Force Touch: Innovating How We Use Our iPhones And iPads

Apple is expected to unveil its next iPhone model in September of this year, and since 2015 is an S year (a year in which the company releases an iPhone S model), we will likely see a new smartphone that basically retains the same design as last year’s iPhone 6, but with new enhancements in interior components and even software features. 

 

And many are betting big that the most significant upgrade in the upcoming new iPhone model is Force Touch, Apple’s new pressure sensitive display technology that promises to innovate how we interact with our iPhones and iPads. Apple has actually already launched a couple of products that feature this piece of technology, but as a major feature of the new iPhone 6S, this feature is set to become mainstream a few weeks from now.

 

What makes Force Touch so special is that it combines a pressure sensitive display (or a trackpad) with haptic feedback underneath. Haptic refers to any type of interaction that involves touch or the varying intensities of pressured taps (Xbox One utilizes game controllers that feature advanced haptics to produce rumbling sensations). As manipulated by Apple, the technology allows for the creation of a mobile device display screen that responds to pressure sensitive touch or taps. 

 

Sure, the Apple Watch already has the feature on its watch face, the same with the trackpads used by the new Retina MacBooks (Pro and 12 inch). But imagine this technology in a device as commonly used as a smartphone or tablet -- the applications of the feature would be incredibly diverse. Mobile consumers can take advantage of Force Touch technology while texting, playing games, operating apps, browsing social media, or when taking selfies. 

 

It would be wise to not get ahead of ourselves here, but the possibilities are as endless as they are cool.
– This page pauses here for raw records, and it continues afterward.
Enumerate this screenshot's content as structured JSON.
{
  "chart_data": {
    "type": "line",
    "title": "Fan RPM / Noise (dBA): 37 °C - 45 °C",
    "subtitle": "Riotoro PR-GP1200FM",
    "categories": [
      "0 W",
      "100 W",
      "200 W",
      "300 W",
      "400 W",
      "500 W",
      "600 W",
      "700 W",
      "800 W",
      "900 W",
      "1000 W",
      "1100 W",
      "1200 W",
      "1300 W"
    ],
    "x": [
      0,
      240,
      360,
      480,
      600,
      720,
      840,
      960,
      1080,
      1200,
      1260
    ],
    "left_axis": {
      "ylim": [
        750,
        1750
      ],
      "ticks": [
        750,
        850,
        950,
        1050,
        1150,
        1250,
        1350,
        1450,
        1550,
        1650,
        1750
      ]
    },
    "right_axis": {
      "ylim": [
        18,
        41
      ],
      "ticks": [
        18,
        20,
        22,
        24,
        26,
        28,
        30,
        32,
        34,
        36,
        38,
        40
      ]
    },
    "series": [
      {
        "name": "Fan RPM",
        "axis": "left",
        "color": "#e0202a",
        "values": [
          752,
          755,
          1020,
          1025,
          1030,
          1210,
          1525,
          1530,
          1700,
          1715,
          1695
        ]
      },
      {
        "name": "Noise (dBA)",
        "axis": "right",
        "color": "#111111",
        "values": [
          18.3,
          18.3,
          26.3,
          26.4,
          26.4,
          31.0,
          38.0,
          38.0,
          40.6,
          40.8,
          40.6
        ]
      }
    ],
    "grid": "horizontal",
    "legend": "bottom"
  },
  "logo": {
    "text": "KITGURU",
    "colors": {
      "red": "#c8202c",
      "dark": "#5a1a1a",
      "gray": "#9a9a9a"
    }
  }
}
The modern mobile user can already do fairly well typing text messages on a touch screen, but with Force Touch technology, additional functionalities can be incorporated -- you could generate capital letters, special symbols, italicize a character, or even produce an emoji depending on how light or how hard you press on the display screen.

 

In the case of devices that use a stylus pen (like the iPad Pro), Force Touch technology could facilitate better control especially in illustration, in the strokes of hand drawn graphic elements, in coloring (light pressure bring light colors, heavy pressure brings dark colors), and even in calligraphy.

 

There are sure to be more undiscovered applications of Force Touch technology for mobile devices. The exciting part about this is that it could cause a chain reaction -- the existence of this technology could bring forth more new apps and games that would take advantage of the new functionalities it allows for users. Without a doubt, the Force is really strong on this one.